Crescita inferiore rispetto ad altre aree deboli dell’Ue
Se il Rapporto conferma che nel 2006 il Sud è cresciuto dell’1,5 per cento con un incremento pari a oltre quattro volte quello realizzato dal 2002 al 2005 con una dinamica che, però, per il quarto anno consecutivo risulta inferiore al centro-nord, è anche vero che i numeri risultano meno positivi se comparati alle dinamiche economiche degli altri Stati europei. Il tasso di crescita dell’economia meridionale è stato inferiore di tre volte quello della Spagna, di quattro volte quello dell’Irlanda, di cinque volte quello della Grecia. Dal 2000 al 2006 nei nuovi Stati membri il Pil è cresciuto di oltre il 5 per cento a fronte di un modesto 0,4 per cento nel Mezzogiorno. Inoltre tra i nuovi Paesi membri, si legge nel Rapporto, Slovenia, Ungheria, Estonia e Repubblica Ceca hanno già raggiunto nel 2006 il livello di sviluppo del Mezzogiorno.

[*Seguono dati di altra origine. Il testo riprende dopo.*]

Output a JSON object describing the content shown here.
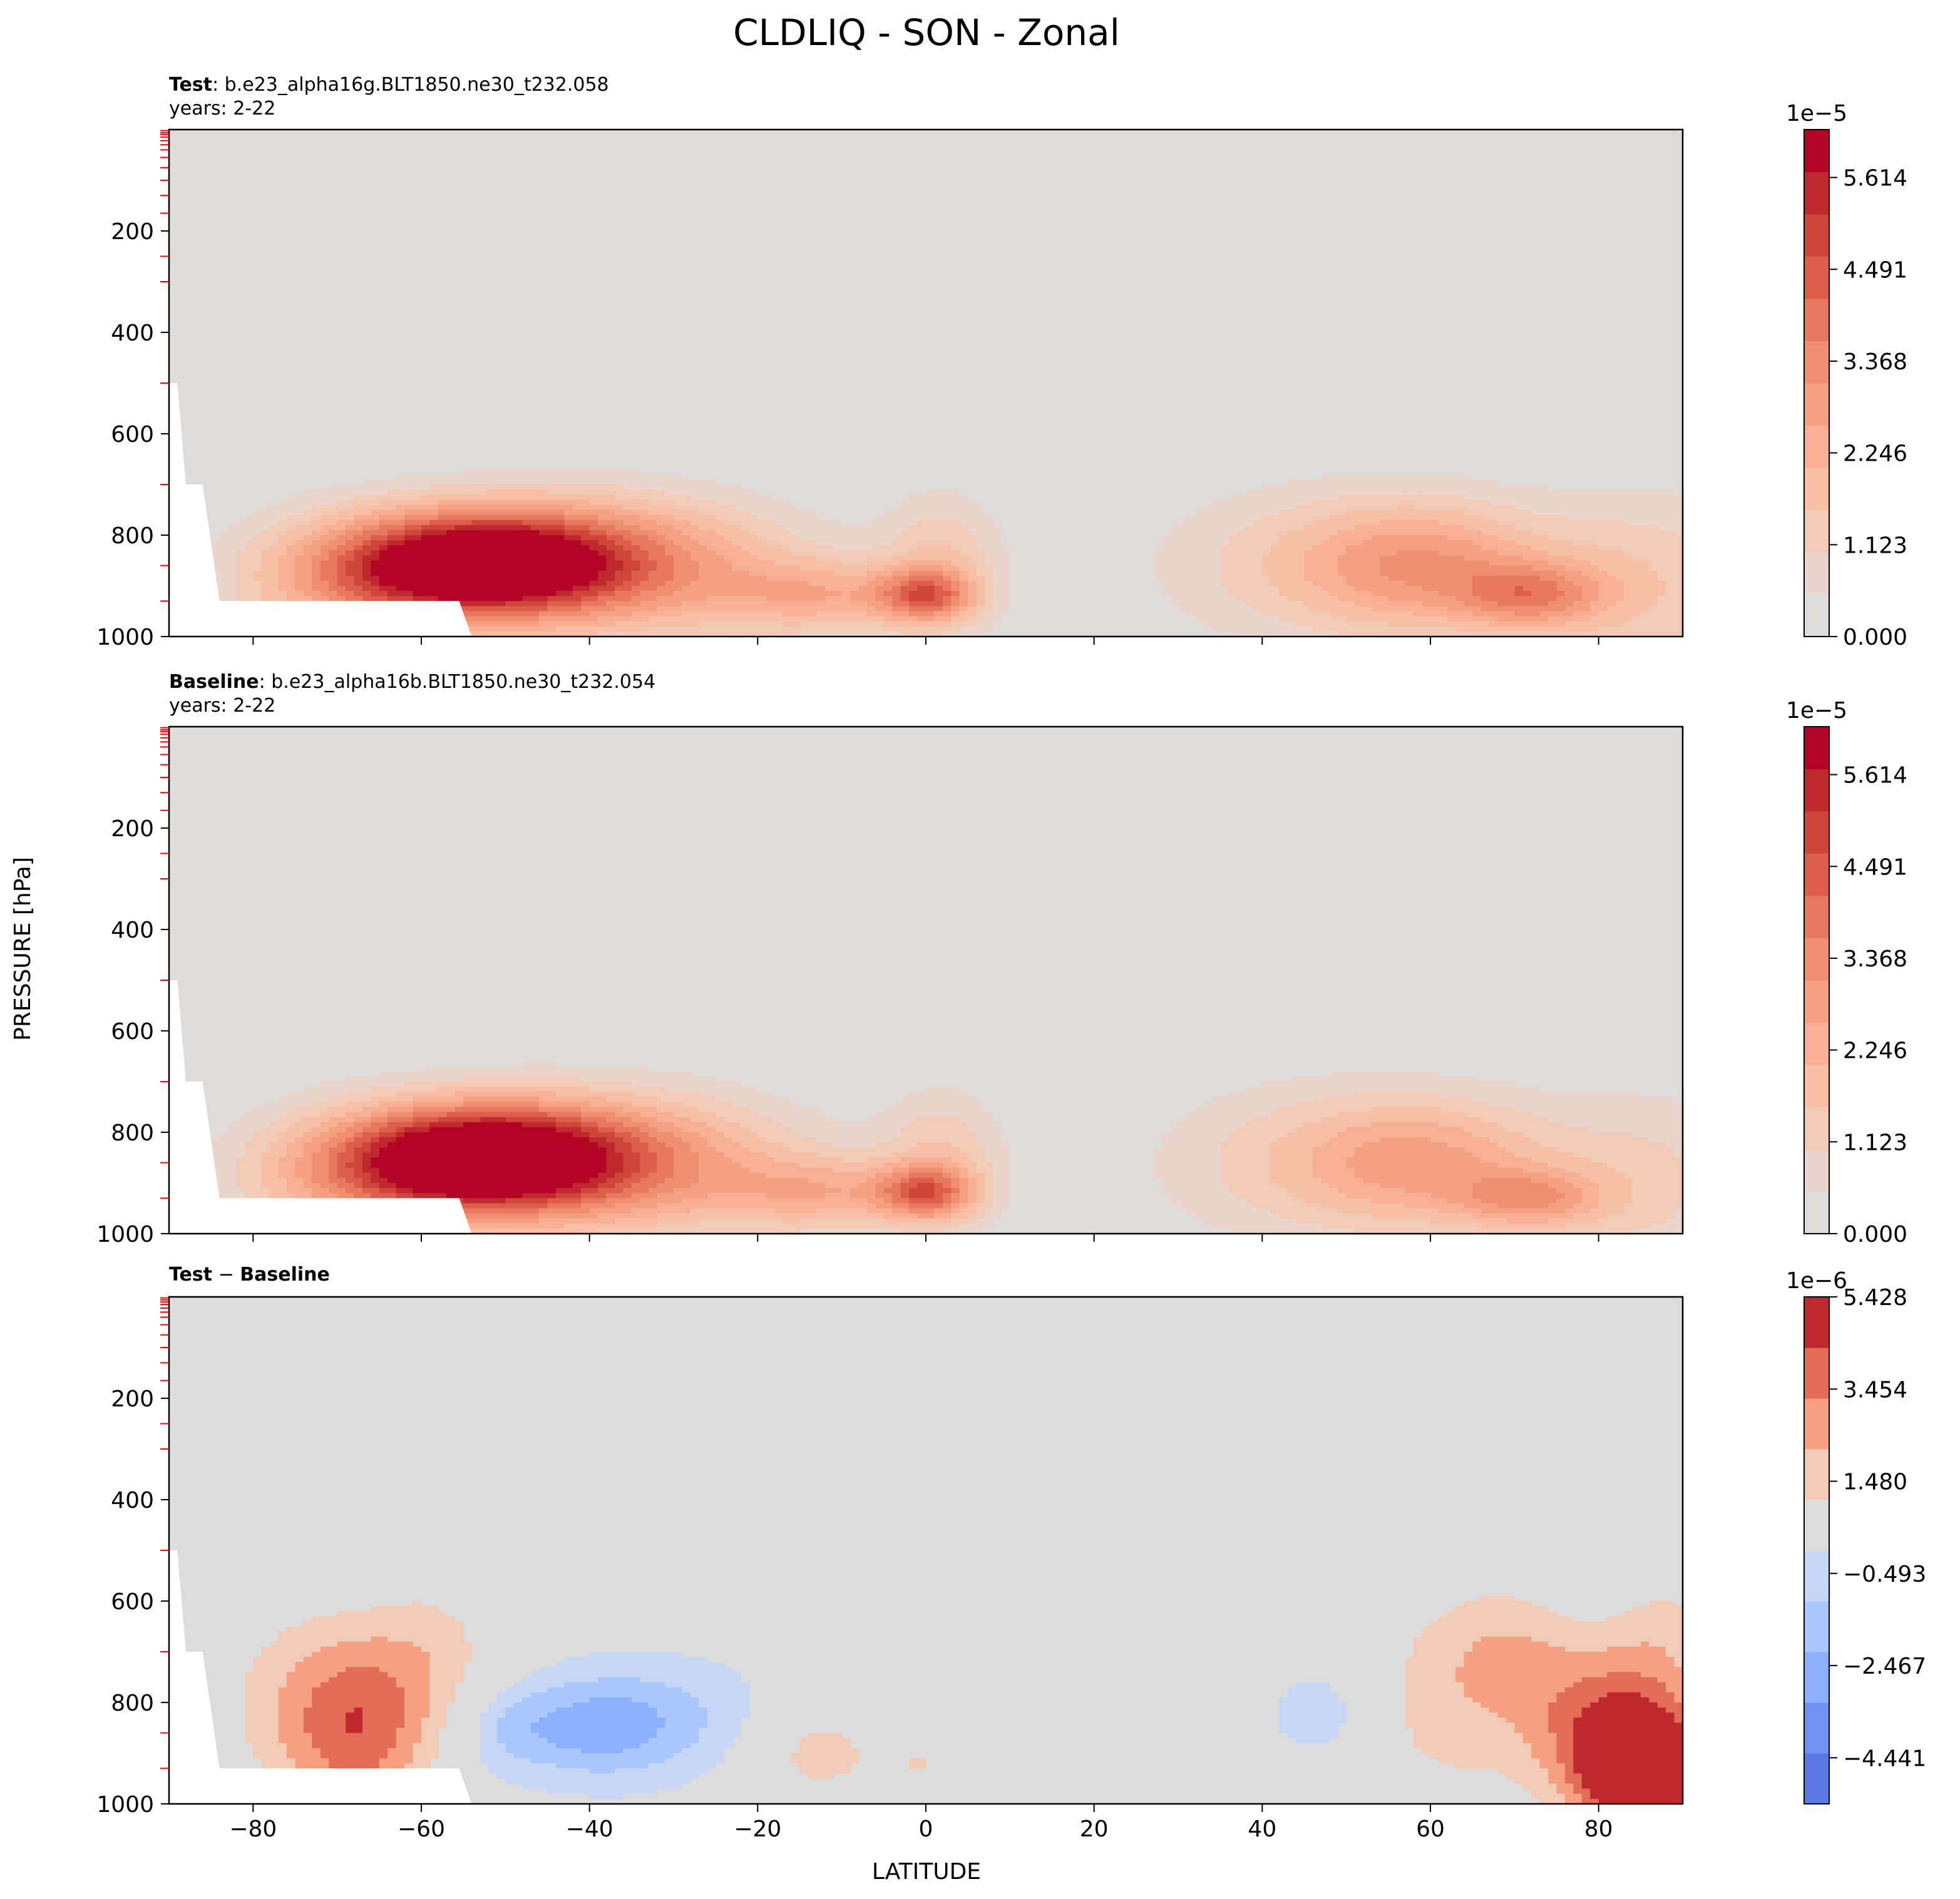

Un Mezzogiorno in ripresa all’interno di un Paese che cresce
È una delle altre fotografie scattate dal Rapporto cui si accompagna, però, anche il timore che senza riforme strutturali possa essere messo a repentaglio il processo di sviluppo. Quasi tutti i settori produttivi registrano segnali positivi anche se inferiori al centro-nord. In particolare l’industria a +1,5 per cento (2,5 per cento centro-nord), l'edilizia a +1,4 per cento, i servizi a +1,3 (centro-nord 1,7 per cento). Altro dato interessante è quello relativo alla quota di spesa pubblica in conto capitale che nel Mezzogiorno è passata dal 40,6 per cento del 2001 al 36,3 per cento nel 2006 e che non raggiunge neppure il peso naturale del Mezzogiorno pari al 38 per cento circa.
Difesa della legalità, certezza del diritto, competitività
Nel 2006, secondo i dati forniti dallo Svimez, sono cresciuti i tentati omicidi (+8,7 per cento) le estorsioni (+5,9 per cento) mentre in calo risultano gli omicidi volontari. Inoltre su 109 omicidi ben 108 sono riconducibili alle mafie (dati 2005) e su 150mila commercianti in Italia stretti nella morsa degli usurai la metà si concentra tra Lazio, Campania e Sicilia. Anche l’indice di potenzialità competitiva che prende in considerazione la dotazione di reti e infrastrutture, la propensione all’innovazione, la ricerca e lo sviluppo, la qualità e l’investimento nelle risorse umane, la vitalità economica del tessuto produttivo risulta inferiore di 30 punti alla media Ue nell’area Ue. Tutti questi indicatori sono fondamentali per attrarre gli investimenti e, di conseguenza, rilanciare l’area meridionale.